In October the court stayed the litigation after it denied Merrill’s motion for a temporary restraining order against the defectors. The motion by Dynasty states that Merrill made “gross distortions of the record” informally during oral arguments, and that the company “was and remains aware that there is no arbitration agreement between it and Dynasty.” It also contends Merrill has admitted Dynasty can’t be compelled to arbitrate because Dynasty is not a FINRA member.
Merrill in mid-February argued that Dynasty should be compelled to participate in the FINRA arbitration, claiming the firm had effectively consented during the earlier hearing.
Dynasty accuses Merrill of taking statements from the hearing out of context to argue that the firm implicitly agreed to FINRA jurisdiction. Arbitration agreements must be in writing under federal law and cannot be created through silence or implication, the filing argued.
Dynasty also said that Merrill is trying to “enforce” an order that never required it to arbitrate in the first place. Dynasty noted that it is not a FINRA member broker dealer and therefore cannot be compelled to arbitrate absent a written agreement, which it said does not exist.

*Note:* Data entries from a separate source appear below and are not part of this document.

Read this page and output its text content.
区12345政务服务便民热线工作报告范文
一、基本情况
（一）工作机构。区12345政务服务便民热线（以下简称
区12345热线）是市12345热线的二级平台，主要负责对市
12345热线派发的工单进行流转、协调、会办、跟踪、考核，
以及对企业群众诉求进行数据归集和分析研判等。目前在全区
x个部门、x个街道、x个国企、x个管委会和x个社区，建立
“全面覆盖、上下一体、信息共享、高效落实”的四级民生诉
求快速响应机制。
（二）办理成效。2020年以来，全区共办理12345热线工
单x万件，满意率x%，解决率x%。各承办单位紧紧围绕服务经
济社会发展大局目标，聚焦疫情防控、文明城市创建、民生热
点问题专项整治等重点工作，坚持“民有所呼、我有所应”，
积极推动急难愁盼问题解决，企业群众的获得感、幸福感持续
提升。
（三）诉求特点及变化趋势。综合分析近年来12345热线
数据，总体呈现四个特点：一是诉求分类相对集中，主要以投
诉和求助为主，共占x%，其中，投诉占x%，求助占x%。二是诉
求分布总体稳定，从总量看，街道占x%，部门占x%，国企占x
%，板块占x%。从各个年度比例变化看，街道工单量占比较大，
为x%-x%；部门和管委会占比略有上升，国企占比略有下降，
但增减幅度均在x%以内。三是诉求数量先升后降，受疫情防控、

Merrill Lynch filed a lawsuit accusing OpenArc, Dynasty, and Schwab of running a “premeditated corporate raid” to lure advisors from the wirehouse to form a $129 billion RIA, contending that “strong-arm tactics” were used. “Upon information and belief, the individual defendants and the corporate defendants have been collaborating to divert the GCIAS business from Merrill and open a Dynasty and Schwab-affiliated registered investment advisor,” the lawsuit said.
The firm sought an injunction barring the defendants from, among other actions, soliciting or contacting Merrill clients or prospects they came to know while at the firm or encouraging Merrill employees to leave. Merrill said it could suffer “irreparable harm” without intervention from the court.